In een Harvard Horizons-lezing vorig jaar schreef Charlesworth grote veranderingen toe in andere impliciete opvattingen over grote sociale, politieke of culturele evenementen, waaronder federale wetgeving over het homohuwelijk, de #MeToo-beweging en Black Lives Matter.

"Mijn nieuwe onderzoek vertelt ons dat dit het soort sociale gebeurtenissen zijn die niet alleen leiden tot transformatie in onze expliciete bewuste waarden, maar ook in dat cognitieve monster van impliciete vooringenomenheid," zei ze. Charlesworth gelooft dat er een soortgelijke beweging van nationale afrekening nodig zal zijn om verandering teweeg te brengen in de impliciete vooroordelen van mensen over handicaps.

"Het verbazingwekkende van Black Lives Matter en eerdere sociale bewegingen [is dat ze] nationale gesprekken creëerden die die vooringenomenheid bij iedereen naar voren brachten", zei ze. "Als je aan de eettafel zat, was het moeilijk om in de zomer van 2020 geen gesprek over racisme te voeren. Ik denk dat het nodig zal zijn om het gesprek te veranderen en de vooroordelen over handicaps naar voren te brengen bij de gewone mens. om die vooringenomenheid ook te veranderen."

Banaji was het ermee eens dat de samenleving het verhaal over handicaps moet veranderen.

"De waarheid erkennen - dat elke handicap een unieke manier kan zijn om de wereld te leren kennen die innovatie zou kunnen creëren, een andere manier om problemen op te lossen," zei Banaji. "Als we iemand in een rolstoel zien, [laat] dan de eerste associatie die in ons opkomt zijn:"Wauw, ik vraag me af wat ze weten dat ik niet weet. Ik vraag me af wat ze me kunnen leren dat ik nooit zou kunnen weten.'"

Charlesworth zegt dat haar volgende stap zal zijn om het land rond te kijken om te zien of er plaatsen of regio's zijn die veranderingen leiden op het gebied van handicaps. Banaji merkte op dat het nuttig zou kunnen zijn om de verschillende investeringen te vergelijken die stads-, staats- of federale overheden doen om gehandicapten te ondersteunen en te zien of ze correleren met de houding van de bewoners.

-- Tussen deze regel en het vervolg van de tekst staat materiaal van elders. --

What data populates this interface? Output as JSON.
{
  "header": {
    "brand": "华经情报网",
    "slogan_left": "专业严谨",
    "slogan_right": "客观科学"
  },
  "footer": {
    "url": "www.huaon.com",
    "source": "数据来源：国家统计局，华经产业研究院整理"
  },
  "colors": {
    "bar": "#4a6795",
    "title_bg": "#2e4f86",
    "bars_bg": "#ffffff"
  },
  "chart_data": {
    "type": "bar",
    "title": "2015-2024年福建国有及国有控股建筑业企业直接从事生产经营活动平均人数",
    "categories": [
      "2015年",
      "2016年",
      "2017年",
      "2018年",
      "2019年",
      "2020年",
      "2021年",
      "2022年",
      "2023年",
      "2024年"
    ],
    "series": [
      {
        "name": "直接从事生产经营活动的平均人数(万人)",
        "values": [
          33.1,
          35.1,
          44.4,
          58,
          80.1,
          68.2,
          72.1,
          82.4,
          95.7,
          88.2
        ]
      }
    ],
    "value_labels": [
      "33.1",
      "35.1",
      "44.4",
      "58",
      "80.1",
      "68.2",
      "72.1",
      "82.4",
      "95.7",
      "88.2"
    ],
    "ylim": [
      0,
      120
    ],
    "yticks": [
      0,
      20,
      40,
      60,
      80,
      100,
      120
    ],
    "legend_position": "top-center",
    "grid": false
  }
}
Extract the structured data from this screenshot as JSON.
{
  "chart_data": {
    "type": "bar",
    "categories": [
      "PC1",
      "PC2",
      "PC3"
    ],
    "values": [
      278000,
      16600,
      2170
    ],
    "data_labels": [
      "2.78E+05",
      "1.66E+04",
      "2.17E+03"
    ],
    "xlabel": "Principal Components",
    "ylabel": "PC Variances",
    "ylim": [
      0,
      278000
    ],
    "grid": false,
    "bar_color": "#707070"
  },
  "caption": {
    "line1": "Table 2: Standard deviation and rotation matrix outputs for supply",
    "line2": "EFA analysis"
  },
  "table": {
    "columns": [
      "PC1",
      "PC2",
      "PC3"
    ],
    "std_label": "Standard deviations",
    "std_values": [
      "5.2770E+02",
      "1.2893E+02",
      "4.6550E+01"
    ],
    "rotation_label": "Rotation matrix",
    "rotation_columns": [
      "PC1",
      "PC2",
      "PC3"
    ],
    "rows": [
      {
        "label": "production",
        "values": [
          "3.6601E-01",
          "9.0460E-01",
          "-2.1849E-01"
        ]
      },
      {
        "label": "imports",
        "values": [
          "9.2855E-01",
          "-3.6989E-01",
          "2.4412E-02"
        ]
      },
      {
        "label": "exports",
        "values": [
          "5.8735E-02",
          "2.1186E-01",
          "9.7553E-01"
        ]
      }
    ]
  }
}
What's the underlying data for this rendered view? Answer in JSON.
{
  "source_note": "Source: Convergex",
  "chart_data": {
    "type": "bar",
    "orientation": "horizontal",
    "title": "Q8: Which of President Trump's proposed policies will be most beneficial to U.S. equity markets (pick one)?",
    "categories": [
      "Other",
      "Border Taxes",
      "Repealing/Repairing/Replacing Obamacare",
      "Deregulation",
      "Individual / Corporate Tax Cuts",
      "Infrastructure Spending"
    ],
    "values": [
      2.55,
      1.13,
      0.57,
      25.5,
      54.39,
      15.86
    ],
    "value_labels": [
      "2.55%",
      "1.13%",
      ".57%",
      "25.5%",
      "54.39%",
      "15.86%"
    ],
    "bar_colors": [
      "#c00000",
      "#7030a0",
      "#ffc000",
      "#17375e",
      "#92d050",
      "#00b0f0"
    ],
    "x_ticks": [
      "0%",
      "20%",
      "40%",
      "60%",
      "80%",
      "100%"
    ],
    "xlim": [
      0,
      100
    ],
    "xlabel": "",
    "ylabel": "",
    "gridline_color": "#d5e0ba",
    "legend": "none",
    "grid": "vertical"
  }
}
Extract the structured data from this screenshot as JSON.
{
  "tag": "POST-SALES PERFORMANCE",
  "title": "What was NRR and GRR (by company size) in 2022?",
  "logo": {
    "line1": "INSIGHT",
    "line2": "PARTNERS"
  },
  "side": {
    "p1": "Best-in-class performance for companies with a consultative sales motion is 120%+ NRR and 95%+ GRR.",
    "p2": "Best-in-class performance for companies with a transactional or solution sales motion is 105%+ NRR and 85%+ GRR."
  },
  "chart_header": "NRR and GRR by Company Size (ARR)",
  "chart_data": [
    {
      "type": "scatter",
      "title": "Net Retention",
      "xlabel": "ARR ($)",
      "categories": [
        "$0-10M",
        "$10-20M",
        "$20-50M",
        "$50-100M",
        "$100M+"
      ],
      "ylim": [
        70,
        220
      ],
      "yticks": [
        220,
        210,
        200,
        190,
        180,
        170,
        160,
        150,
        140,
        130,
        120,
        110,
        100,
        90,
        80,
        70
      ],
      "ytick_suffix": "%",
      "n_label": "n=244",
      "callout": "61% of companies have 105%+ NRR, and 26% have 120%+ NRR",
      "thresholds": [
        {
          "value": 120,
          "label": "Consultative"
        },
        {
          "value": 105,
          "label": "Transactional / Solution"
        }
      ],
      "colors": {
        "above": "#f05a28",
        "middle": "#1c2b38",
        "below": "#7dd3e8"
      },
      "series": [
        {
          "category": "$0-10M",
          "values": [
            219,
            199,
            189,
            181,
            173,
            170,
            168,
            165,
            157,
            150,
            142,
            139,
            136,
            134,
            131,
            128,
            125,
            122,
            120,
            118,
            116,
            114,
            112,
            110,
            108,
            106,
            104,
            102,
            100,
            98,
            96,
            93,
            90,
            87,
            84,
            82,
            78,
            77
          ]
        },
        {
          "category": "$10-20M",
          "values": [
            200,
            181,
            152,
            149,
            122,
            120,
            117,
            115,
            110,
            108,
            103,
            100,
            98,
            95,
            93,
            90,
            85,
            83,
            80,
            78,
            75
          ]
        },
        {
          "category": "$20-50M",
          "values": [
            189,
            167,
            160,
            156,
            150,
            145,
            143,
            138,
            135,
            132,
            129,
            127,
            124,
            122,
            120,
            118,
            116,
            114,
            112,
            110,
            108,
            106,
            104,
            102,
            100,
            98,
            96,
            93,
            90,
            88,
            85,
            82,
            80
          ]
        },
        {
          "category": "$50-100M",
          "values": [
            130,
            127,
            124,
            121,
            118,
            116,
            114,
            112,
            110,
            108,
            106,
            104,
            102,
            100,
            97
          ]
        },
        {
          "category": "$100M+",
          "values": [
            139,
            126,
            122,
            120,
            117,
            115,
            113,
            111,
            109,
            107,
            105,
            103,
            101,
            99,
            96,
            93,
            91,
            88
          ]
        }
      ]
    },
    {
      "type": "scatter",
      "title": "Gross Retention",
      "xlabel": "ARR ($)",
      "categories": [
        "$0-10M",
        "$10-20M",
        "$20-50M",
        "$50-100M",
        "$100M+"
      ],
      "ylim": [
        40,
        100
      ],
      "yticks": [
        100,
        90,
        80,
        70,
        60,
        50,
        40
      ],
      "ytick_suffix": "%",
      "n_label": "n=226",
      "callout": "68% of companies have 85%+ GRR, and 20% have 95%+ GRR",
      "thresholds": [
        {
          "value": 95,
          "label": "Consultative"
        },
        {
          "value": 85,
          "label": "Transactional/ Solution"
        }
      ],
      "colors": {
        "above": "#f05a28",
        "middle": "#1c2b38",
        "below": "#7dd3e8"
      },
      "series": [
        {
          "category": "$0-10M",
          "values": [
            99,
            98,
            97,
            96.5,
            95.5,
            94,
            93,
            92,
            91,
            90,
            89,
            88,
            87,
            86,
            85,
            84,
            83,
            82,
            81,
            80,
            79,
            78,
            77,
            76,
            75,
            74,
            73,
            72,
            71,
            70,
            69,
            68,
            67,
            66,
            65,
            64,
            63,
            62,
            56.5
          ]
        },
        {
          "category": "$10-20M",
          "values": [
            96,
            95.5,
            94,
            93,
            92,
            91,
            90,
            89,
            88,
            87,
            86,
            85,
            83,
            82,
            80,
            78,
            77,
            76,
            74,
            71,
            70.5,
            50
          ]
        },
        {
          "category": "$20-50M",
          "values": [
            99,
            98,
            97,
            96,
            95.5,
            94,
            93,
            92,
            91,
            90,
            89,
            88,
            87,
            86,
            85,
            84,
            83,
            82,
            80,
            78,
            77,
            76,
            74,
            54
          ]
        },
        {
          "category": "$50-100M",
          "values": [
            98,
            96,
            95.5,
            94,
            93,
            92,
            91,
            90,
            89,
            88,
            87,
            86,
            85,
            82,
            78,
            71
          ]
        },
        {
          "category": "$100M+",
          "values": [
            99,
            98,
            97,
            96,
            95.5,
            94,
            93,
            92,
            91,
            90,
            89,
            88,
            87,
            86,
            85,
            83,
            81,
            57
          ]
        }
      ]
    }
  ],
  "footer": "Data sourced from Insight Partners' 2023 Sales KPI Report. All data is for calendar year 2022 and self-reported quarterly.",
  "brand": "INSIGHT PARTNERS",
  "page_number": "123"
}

"Er zijn oefeningen die je kunt doen om je zelfs maar een beetje bewuster te worden van hoe impliciete vooroordelen opduiken," zei Charlesworth. "Toen ik zes jaar geleden voor het eerst met dit onderzoek begon, viel het me op hoeveel plaatsen geen hellingen hebben of het aantal plaatsen met heel smalle trottoirs. In en rond Cambridge zijn er zoveel knobbelige stenen wegen met boomwortels in de trottoirs die volledig bekwaam zijn. En toch nam ik dat lange tijd gewoon als vanzelfsprekend aan en dacht ik niet dat het een probleem was. Dat is hoe impliciete vooringenomenheid in onze omgevingen wordt ingebakken en deze associaties kan creëren van wie lijkt te zijn welkom of gewaardeerd."